If the size of the vector Out is 0 then the # of paths are 0, but if size(Out) > 0 then the size of vector Nodes + 1 are the total number of paths from top left to bottom right.
#include <iostream>
#include <vector>
using namespace std;
typedef vector<pair<int,int> > vPii;
bool pathTL2BR( int Arr2D[][4], vPii &Out, vPii &Nodes,
int _x,int _y, int _M, int _N)
{
bool out1 = false;
bool out2 = false;
if( Arr2D[_x][_y] == 1 )
{
if( _y+1 < _N )
out1 = pathTL2BR( Arr2D, Out, Nodes, _x, _y+1, _M, _N);
if( _x+1 < _M )
out2 = pathTL2BR( Arr2D, Out, Nodes, _x+1, _y, _M, _N);
if( (out1 || out2) ||
( (_x == (_M-1)) && (_y == (_N-1)) ) )
{
if(out1 && out2)
Nodes.push_back( make_pair(_x,_y ) );
Out.push_back( make_pair(_x,_y ) );
return true;
}
else
return false;
}
else
return false;
}
// Driver program to test above function
int main()
{
int Arr2D[][4] = {
{1,1,1,1},
{0,1,0,1},
{0,1,0,1},
{0,1,0,1}
};
vPii Out;
vPii Nodes;
vector<vPii> Output;
pathTL2BR( Arr2D, Out, Nodes, 0, 0, 4, 4);
return 0;
}
This is a python solution, I have put explanations in the comments.

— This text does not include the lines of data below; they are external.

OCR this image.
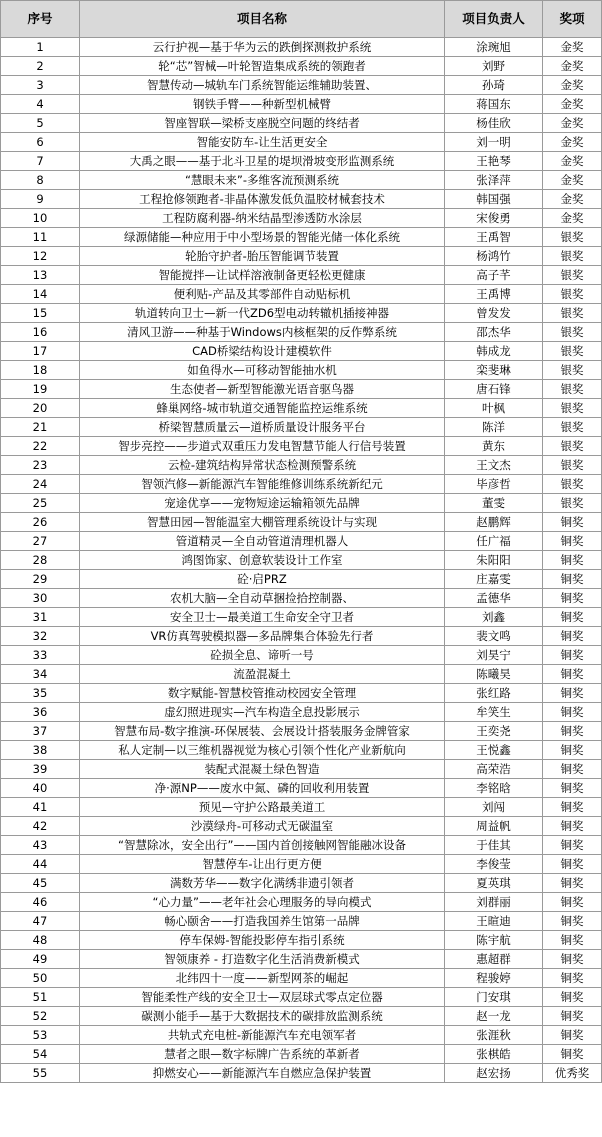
序号	项目名称	项目负责人	奖项
1	云行护视—基于华为云的跌倒探测救护系统	涂琬旭	金奖
2	轮“芯”智械—叶轮智造集成系统的领跑者	刘野	金奖
3	智慧传动—城轨车门系统智能运维辅助装置、	孙琦	金奖
4	钢铁手臂——种新型机械臂	蒋国东	金奖
5	智座智联—梁桥支座脱空问题的终结者	杨佳欣	金奖
6	智能安防车-让生活更安全	刘一明	金奖
7	大禹之眼——基于北斗卫星的堤坝滑坡变形监测系统	王艳琴	金奖
8	“慧眼未来”-多维客流预测系统	张泽萍	金奖
9	工程抢修领跑者-非晶体激发低负温胶材械套技术	韩国强	金奖
10	工程防腐利器-纳米结晶型渗透防水涂层	宋俊勇	金奖
11	绿源储能—种应用于中小型场景的智能光储一体化系统	王禹智	银奖
12	轮胎守护者-胎压智能调节装置	杨鸿竹	银奖
13	智能搅拌—让试样溶液制备更轻松更健康	高子芊	银奖
14	便利贴-产品及其零部件自动贴标机	王禹博	银奖
15	轨道转向卫士—新一代ZD6型电动转辙机插接神器	曾发发	银奖
16	清风卫游——种基于Windows内核框架的反作弊系统	邵杰华	银奖
17	CAD桥梁结构设计建模软件	韩成龙	银奖
18	如鱼得水—可移动智能抽水机	栾斐琳	银奖
19	生态使者—新型智能激光语音驱鸟器	唐石锋	银奖
20	蜂巢网络-城市轨道交通智能监控运维系统	叶枫	银奖
21	桥梁智慧质量云—道桥质量设计服务平台	陈洋	银奖
22	智步亮控——步道式双重压力发电智慧节能人行信号装置	黄东	银奖
23	云检-建筑结构异常状态检测预警系统	王文杰	银奖
24	智领汽修—新能源汽车智能维修训练系统新纪元	毕彦哲	银奖
25	宠途优享——宠物短途运输箱领先品牌	董雯	银奖
26	智慧田园—智能温室大棚管理系统设计与实现	赵鹏辉	铜奖
27	管道精灵—全自动管道清理机器人	任广福	铜奖
28	鸿图饰家、创意软装设计工作室	朱阳阳	铜奖
29	砼·启PRZ	庄嘉雯	铜奖
30	农机大脑—全自动草捆捡拾控制器、	孟德华	铜奖
31	安全卫士—最美道工生命安全守卫者	刘鑫	铜奖
32	VR仿真驾驶模拟器—多品牌集合体验先行者	裴文鸣	铜奖
33	砼损全息、谛听一号	刘昊宁	铜奖
34	流盈混凝土	陈曦昊	铜奖
35	数字赋能-智慧校管推动校园安全管理	张红路	铜奖
36	虚幻照进现实—汽车构造全息投影展示	牟笑生	铜奖
37	智慧布局-数字推演-环保展装、会展设计搭装服务金牌管家	王奕尧	铜奖
38	私人定制—以三维机器视觉为核心引领个性化产业新航向	王悦鑫	铜奖
39	装配式混凝土绿色智造	高荣浩	铜奖
40	净·源NP——废水中氮、磷的回收利用装置	李铭晗	铜奖
41	预见—守护公路最美道工	刘闯	铜奖
42	沙漠绿舟-可移动式无碳温室	周益帆	铜奖
43	“智慧除冰，安全出行”——国内首创接触网智能融冰设备	于佳其	铜奖
44	智慧停车-让出行更方便	李俊莹	铜奖
45	满数芳华——数字化满绣非遗引领者	夏英琪	铜奖
46	“心力量”——老年社会心理服务的导向模式	刘群丽	铜奖
47	畅心颐舍——打造我国养生馆第一品牌	王暄迪	铜奖
48	停车保姆-智能投影停车指引系统	陈宇航	铜奖
49	智领康养 - 打造数字化生活消费新模式	惠超群	铜奖
50	北纬四十一度——新型网茶的崛起	程骏婷	铜奖
51	智能柔性产线的安全卫士—双层球式零点定位器	门安琪	铜奖
52	碳测小能手—基于大数据技术的碳排放监测系统	赵一龙	铜奖
53	共轨式充电桩-新能源汽车充电领军者	张涯秋	铜奖
54	慧者之眼—数字标牌广告系统的革新者	张棋皓	铜奖
55	抑燃安心——新能源汽车自燃应急保护装置	赵宏扬	优秀奖
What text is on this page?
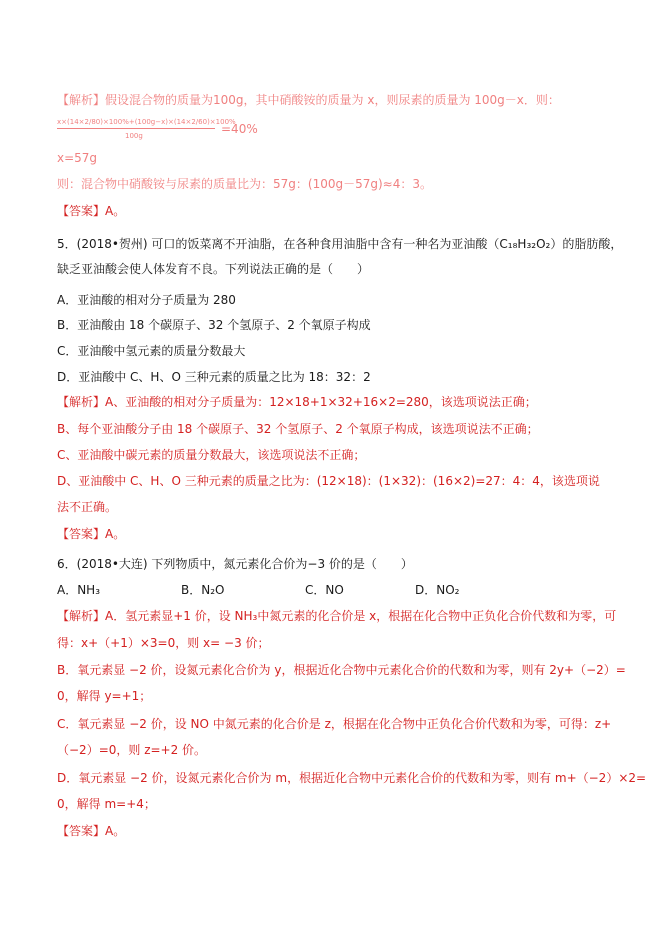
【解析】假设混合物的质量为100g，其中硝酸铵的质量为 x，则尿素的质量为 100g－x．则：
x×(14×2/80)×100%+(100g−x)×(14×2/60)×100%
100g	=40%
x=57g
则：混合物中硝酸铵与尿素的质量比为：57g：(100g－57g)≈4：3。
【答案】A。
5．(2018•贺州) 可口的饭菜离不开油脂，在各种食用油脂中含有一种名为亚油酸（C₁₈H₃₂O₂）的脂肪酸，
缺乏亚油酸会使人体发育不良。下列说法正确的是（　　）
A．亚油酸的相对分子质量为 280
B．亚油酸由 18 个碳原子、32 个氢原子、2 个氧原子构成
C．亚油酸中氢元素的质量分数最大
D．亚油酸中 C、H、O 三种元素的质量之比为 18：32：2
【解析】A、亚油酸的相对分子质量为：12×18+1×32+16×2=280，该选项说法正确；
B、每个亚油酸分子由 18 个碳原子、32 个氢原子、2 个氧原子构成，该选项说法不正确；
C、亚油酸中碳元素的质量分数最大，该选项说法不正确；
D、亚油酸中 C、H、O 三种元素的质量之比为：(12×18)：(1×32)：(16×2)=27：4：4，该选项说
法不正确。
【答案】A。
6．(2018•大连) 下列物质中，氮元素化合价为−3 价的是（　　）
A．NH₃	B．N₂O	C．NO	D．NO₂
【解析】A．氢元素显+1 价，设 NH₃中氮元素的化合价是 x，根据在化合物中正负化合价代数和为零，可
得：x+（+1）×3=0，则 x= −3 价；
B．氧元素显 −2 价，设氮元素化合价为 y，根据近化合物中元素化合价的代数和为零，则有 2y+（−2）=
0，解得 y=+1；
C．氧元素显 −2 价，设 NO 中氮元素的化合价是 z，根据在化合物中正负化合价代数和为零，可得：z+
（−2）=0，则 z=+2 价。
D．氧元素显 −2 价，设氮元素化合价为 m，根据近化合物中元素化合价的代数和为零，则有 m+（−2）×2=
0，解得 m=+4；
【答案】A。
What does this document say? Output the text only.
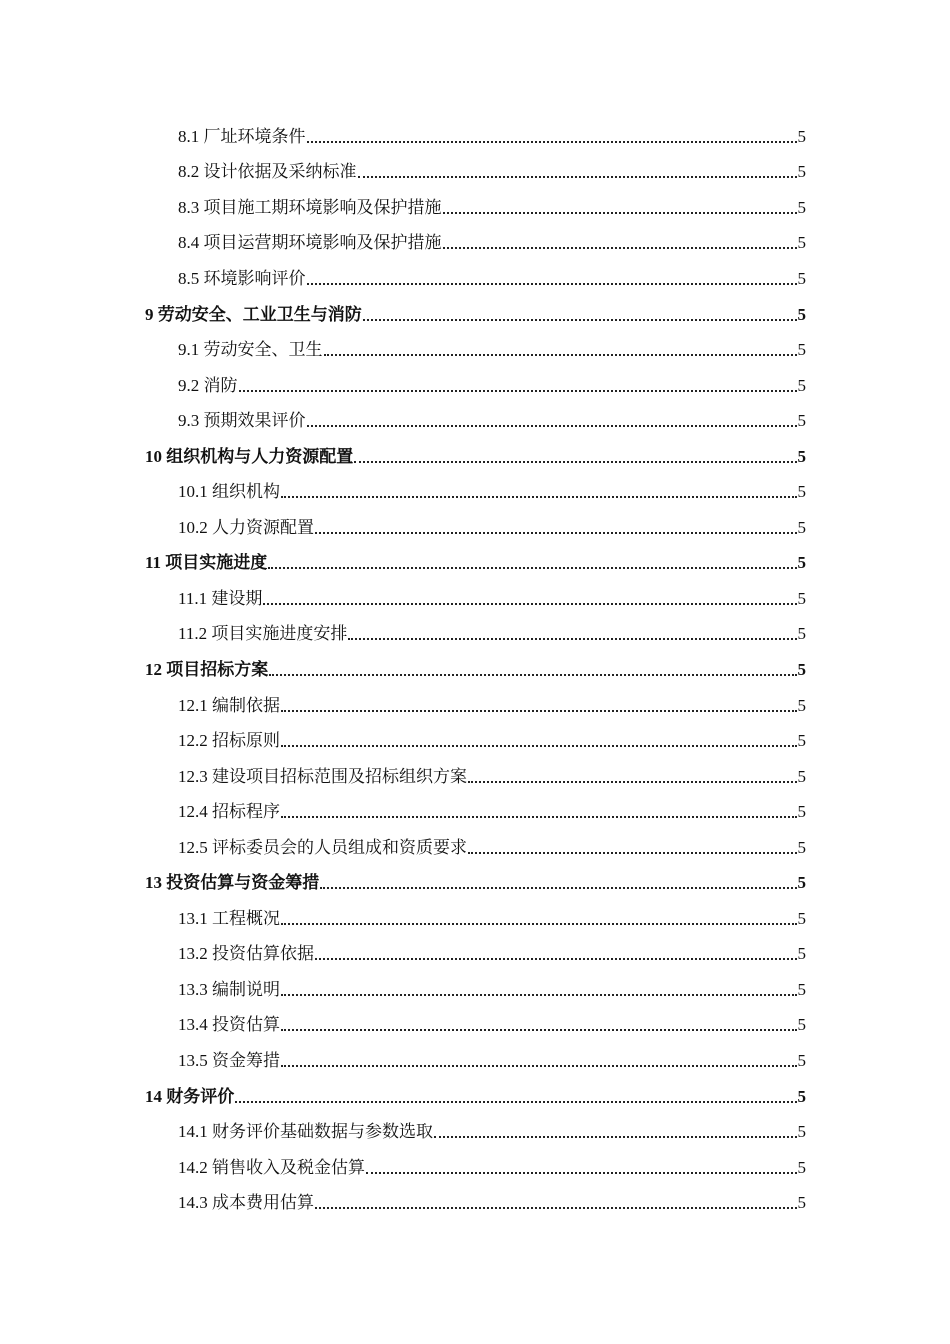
8.1 厂址环境条件	5
8.2 设计依据及采纳标准	5
8.3 项目施工期环境影响及保护措施	5
8.4 项目运营期环境影响及保护措施	5
8.5 环境影响评价	5
9 劳动安全、工业卫生与消防	5
9.1 劳动安全、卫生	5
9.2 消防	5
9.3 预期效果评价	5
10 组织机构与人力资源配置	5
10.1 组织机构	5
10.2 人力资源配置	5
11 项目实施进度	5
11.1 建设期	5
11.2 项目实施进度安排	5
12 项目招标方案	5
12.1 编制依据	5
12.2 招标原则	5
12.3 建设项目招标范围及招标组织方案	5
12.4 招标程序	5
12.5 评标委员会的人员组成和资质要求	5
13 投资估算与资金筹措	5
13.1 工程概况	5
13.2 投资估算依据	5
13.3 编制说明	5
13.4 投资估算	5
13.5 资金筹措	5
14 财务评价	5
14.1 财务评价基础数据与参数选取	5
14.2 销售收入及税金估算	5
14.3 成本费用估算	5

def find_num_paths(arr_2D, i, j):
# i,j is the start point and you have to travel all the way back to 0,0
if i == j and i == 0:
return 1 # you have reached the start point
if i < 0 or j < 0 or arr_2D[i][j] == 0: # out of range or no path from that point
return 0
if arr_2D[i][j] == 1:
return find_num_paths(arr_2D, i, j-1) + find_num_paths(arr_2D, i-1, j) + find_num_paths(arr_2D, i-1, j-1) # you could go one step above, to the left or diagonally up.